In contrast to linear models with no intercept, for nonlinear models we do not have any general modified formula that consistently returns the proportion of variance accounted for by the model (i.e., the coefficient of determination). However, Schabenberger and Pierce (2002) suggested that we can still use \(CD_2\) as a swift measure of goodness of fit, but they also proposed that we use the term ‘Pseudo-\(R^2\)’ instead oft \(R^2\). Why ‘Pseudo’?. For two good reasons:
- the ’Pseudo-\(R^2\)’cannot exceed 1, but it may lower than 0;
- the ‘Pseudo-\(R^2\)’ cannot be interpreted as the proportion of variance explained by the model.
In R, the ‘Pseudo-R2’ can be calculated by using the R2.nls()
function in the ‘aomisc’ package, for nonlinear models fitted with both the nls()
and drm()
functions (this latter function is in the ‘drc’ package).
library(aomisc)
X <- c(0.1, 5, 7, 22, 28, 39, 46, 200)
Y <- c(1, 13.66, 14.11, 14.43, 14.78, 14.86, 14.78, 14.91)
# nls fit
library(aomisc)
model <- nls(Y ~ SSmicmen(X, Vm, K))
R2nls(model)$PseudoR2
## [1] 0.9930399
r
# It is not the R2, in strict sense
R.coef <- cor(Y, fitted(model))
R.coef^2
## [1] 0.9957255
r
# It cannot be calculated by the usual expression!

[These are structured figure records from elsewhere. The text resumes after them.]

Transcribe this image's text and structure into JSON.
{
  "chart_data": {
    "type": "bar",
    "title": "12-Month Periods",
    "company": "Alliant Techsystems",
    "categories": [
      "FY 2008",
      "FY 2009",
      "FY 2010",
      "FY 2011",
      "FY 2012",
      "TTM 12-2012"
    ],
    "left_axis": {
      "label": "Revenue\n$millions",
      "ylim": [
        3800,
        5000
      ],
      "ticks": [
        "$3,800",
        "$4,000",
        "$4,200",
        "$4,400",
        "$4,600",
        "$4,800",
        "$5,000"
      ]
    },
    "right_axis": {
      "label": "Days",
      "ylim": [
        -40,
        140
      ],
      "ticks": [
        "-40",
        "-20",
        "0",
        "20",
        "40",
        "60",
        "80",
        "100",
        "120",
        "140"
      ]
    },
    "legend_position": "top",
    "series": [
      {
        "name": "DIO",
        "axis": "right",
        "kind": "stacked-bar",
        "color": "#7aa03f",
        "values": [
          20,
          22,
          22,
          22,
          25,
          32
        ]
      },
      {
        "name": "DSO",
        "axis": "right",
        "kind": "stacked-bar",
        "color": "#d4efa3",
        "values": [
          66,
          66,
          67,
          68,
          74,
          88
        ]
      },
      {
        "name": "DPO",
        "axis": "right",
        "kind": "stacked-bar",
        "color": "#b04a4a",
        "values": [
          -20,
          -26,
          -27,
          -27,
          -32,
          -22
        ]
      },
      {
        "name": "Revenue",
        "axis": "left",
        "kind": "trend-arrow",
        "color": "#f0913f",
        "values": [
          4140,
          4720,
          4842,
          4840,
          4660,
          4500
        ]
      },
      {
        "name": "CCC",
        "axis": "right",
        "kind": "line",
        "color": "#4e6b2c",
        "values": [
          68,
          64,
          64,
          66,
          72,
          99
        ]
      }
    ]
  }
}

SSreg <- sum(fitted(model) - mean(Y))
SStot <- sum( (Y - mean(Y))^2 )
SSreg/SStot
## [1] 0.003622005
r
# It can be calculated by using the alternative form
# that is no longer equivalent
SSres <- sum(residuals(model)^2)
1 - SSres/SStot
## [1] 0.9930399
We may now come to our final conclusion.
CONCLUSION 4. With nonlinear models, we should never use either \(r^2\) or \(R^2\) because they are both wrong. If we need a swift measure of goodness of fit, we can use the \(CD_2\) index above, but we should not name it as the \(R^2\), because, in general, it does not correspond to the coefficient of determination. We should better use the term Pseudo-R2.
Hope this was useful; for those who are interested in the use of the Pseud-\(R^2\) in nonlinear regression, I hav already published one post at this link: https://www.statforbiology.com/2021/stat_nls_r2/ .
Thanks for reading and happy coding!
Andrea Onofri
Department of Agricultural, Food and Environmental Sciences
University of Perugia (Italy)
andrea.onofri@unipg.it
References
- Schabenberger, O., Pierce, F.J., 2002. Contemporary statistical models for the plant and soil sciences. Taylor & Francis, CRC Press, Books.
- Sokal, R.R., Rohlf F.J., 1981. Biometry. Second Edition, W.H. Freeman and Company, USA.